Я подношу руку к ее лбу.
– Ты вся горишь, – говорю я, стараясь погасить нарастающий испуг и тревогу.
Она кивает.
– У тебя тоже на губах корка.
Я касаюсь губ и чувствую под пальцами хлопья кожи. Кладу руку на лоб и убеждаюсь, что все в порядке.
– У тебя температура? – спрашивает Данка.
– Нет. Мы так много работаем и так мало едим, что организму приходится дополнительно трудиться, чтобы себя согреть, – лгу я сестре… да и себе тоже.
Она действительно горит, ее лоб слишком теплый для прохладного утреннего воздуха. Она больна.
Я не говорю об этом открытии вслух, лишь мысленно отмечаю его для себя. Я могу быть начеку, когда речь идет об эсэсовцах и зеленых треугольниках, селекциях и собаках, но болезнь – это то, что предусмотреть невозможно. Она застает тебя врасплох, какие бы меры ты ни предпринимала. Это наша вторая весна. Про первую я почти ничего не помню, да и не хочу помнить. Но я все равно пытаюсь выудить из памяти любое всплывающее воспоминание о первом лагере, найти подсказку о заболеваниях, характерных для этого времени года. На ум приходят лишь клопы и их зудящие укусы; еще комары, тучами наводнившие лагерь прошлым летом.
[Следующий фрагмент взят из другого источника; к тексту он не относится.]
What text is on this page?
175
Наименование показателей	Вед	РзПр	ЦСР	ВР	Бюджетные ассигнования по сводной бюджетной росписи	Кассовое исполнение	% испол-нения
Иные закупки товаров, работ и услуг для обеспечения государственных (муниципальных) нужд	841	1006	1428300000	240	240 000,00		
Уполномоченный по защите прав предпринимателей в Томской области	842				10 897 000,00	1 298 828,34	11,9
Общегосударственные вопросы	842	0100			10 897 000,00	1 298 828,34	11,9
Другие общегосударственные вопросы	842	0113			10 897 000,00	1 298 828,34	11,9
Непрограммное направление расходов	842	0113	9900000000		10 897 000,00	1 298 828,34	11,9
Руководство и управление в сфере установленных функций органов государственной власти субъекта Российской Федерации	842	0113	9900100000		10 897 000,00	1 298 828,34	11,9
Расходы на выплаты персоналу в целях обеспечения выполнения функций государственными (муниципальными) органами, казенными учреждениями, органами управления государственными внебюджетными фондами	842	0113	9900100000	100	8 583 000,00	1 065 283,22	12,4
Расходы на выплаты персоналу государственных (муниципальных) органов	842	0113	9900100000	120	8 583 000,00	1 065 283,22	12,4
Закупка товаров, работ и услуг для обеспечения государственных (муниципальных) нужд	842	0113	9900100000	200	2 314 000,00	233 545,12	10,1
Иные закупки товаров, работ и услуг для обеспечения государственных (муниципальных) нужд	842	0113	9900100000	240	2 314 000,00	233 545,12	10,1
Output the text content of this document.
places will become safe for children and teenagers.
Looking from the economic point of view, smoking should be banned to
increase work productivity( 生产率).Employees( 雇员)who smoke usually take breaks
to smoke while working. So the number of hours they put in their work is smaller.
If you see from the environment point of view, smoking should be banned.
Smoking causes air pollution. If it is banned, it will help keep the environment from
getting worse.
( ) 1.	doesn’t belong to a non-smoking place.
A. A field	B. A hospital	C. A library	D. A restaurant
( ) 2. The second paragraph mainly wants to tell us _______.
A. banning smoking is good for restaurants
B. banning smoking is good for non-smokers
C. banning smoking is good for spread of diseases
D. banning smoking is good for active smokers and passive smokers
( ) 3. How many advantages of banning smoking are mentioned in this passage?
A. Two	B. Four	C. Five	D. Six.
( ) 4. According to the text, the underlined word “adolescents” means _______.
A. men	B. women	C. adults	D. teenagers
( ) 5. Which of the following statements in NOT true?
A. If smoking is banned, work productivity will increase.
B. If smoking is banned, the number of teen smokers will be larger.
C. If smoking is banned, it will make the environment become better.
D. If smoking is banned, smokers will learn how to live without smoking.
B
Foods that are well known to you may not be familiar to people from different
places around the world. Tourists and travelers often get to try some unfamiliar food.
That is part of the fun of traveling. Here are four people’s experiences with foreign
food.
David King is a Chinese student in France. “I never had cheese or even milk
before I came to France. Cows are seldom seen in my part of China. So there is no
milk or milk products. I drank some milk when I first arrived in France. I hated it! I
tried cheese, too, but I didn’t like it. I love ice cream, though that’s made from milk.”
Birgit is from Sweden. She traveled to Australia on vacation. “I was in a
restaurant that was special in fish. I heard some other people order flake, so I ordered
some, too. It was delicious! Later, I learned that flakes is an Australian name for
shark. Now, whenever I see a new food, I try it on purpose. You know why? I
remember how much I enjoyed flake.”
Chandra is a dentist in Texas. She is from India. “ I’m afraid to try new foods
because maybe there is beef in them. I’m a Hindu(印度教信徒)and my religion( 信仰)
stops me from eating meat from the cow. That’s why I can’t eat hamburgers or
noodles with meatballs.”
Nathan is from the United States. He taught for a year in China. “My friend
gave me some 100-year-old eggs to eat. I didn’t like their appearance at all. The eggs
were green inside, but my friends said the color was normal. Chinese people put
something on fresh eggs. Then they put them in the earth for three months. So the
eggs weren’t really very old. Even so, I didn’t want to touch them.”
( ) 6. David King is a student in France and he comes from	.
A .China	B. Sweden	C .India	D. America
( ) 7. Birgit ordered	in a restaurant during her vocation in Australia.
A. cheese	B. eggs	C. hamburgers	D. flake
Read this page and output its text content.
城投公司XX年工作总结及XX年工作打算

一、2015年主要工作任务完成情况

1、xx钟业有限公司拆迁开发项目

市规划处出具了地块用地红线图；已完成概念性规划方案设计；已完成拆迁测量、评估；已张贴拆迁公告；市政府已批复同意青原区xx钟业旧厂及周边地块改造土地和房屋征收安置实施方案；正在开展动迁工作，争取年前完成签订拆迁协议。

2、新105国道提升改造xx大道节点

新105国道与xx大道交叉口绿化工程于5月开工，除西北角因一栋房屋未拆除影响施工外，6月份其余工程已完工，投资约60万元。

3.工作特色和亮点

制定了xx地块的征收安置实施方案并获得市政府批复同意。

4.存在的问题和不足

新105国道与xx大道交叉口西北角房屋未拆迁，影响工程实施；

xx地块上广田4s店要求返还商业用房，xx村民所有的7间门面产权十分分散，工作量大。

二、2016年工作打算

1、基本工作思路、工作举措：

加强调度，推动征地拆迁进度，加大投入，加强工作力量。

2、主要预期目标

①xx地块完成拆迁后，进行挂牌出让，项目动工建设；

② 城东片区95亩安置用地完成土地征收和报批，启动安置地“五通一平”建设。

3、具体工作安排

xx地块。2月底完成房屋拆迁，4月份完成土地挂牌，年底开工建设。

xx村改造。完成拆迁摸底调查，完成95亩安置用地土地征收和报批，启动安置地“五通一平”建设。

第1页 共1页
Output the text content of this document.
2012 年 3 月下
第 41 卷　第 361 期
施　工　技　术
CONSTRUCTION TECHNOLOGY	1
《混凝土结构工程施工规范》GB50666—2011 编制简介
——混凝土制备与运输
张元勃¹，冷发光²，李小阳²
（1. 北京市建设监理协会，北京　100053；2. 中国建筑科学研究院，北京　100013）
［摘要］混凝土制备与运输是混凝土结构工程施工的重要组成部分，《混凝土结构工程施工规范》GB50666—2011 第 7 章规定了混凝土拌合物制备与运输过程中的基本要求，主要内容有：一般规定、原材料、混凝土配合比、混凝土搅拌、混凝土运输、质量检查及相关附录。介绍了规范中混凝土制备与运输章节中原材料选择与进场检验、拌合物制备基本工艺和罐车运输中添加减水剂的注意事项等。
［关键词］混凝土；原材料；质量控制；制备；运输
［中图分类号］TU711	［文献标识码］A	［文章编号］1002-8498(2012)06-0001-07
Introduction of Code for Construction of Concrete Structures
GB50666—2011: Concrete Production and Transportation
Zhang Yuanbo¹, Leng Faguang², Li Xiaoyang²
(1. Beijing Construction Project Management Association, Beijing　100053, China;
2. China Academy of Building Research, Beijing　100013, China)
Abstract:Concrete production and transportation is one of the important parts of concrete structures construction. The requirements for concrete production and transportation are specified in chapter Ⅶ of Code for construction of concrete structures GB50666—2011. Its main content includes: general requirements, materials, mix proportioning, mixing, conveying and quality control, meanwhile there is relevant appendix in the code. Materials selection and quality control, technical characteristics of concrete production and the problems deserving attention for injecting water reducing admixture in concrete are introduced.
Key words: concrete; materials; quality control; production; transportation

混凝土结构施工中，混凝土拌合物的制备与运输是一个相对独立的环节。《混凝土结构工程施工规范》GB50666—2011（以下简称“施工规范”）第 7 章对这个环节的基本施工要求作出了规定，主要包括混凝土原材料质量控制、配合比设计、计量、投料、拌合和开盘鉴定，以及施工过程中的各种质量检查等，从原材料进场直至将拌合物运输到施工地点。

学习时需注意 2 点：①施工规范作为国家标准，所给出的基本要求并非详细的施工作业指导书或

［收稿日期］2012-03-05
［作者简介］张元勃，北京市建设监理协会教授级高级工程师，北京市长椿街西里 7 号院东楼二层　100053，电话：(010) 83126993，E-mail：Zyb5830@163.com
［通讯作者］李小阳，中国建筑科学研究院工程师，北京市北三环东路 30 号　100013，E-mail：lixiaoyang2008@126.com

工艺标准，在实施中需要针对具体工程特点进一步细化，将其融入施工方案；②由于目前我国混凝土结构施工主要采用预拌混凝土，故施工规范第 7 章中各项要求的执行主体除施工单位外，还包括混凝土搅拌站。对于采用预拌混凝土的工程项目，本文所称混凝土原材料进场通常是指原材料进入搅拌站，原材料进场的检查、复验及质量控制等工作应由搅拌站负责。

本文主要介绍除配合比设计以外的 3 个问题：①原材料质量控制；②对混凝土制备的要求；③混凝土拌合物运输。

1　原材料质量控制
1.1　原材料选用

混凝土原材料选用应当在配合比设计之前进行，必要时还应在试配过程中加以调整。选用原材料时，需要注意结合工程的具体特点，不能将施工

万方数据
С тех пор столько всего переменилось, что трудно выделить хоть один фактор, чем-то выделяющийся на фоне остальных, и я начинаю опасаться, что в прошлом ответов мне не найти.
Мы шагаем за Эммой к нашему песку. Меня вдруг охватывает страх, что все это было иллюзией. Сегодня никакого вчерашнего доброго поляка из Кракова там не будет. За ночь могло произойти сколько угодно всего. Может, его уже нет в живых, или их команду перевели на другой участок. Моего друга больше нет. Я вцепилась в мешковину своей робы. Тревожные мысли роятся в моем мозгу без видимой причины, без всякой логики. Мы умрем. Передо мной разверзается яма. Страх гонит меня в ее распахнутые челюсти. Мы умрем не от газа после селекции, а в лазарете. Что хуже? Надежда, которая держала меня, заряжая силой и энергией, теперь, кажется, вытекает через пальцы рук и ног, через уши, высыхает вместе с другими жидкостями моего организма. Мы шагаем к песку. Я тупо смотрю перед собой.
И тут я вижу их. Они работают там же, где и вчера. Яма исчезает. Мы снова целы-невредимы. А вдруг нет? Но у Данки температура. И она поднимается.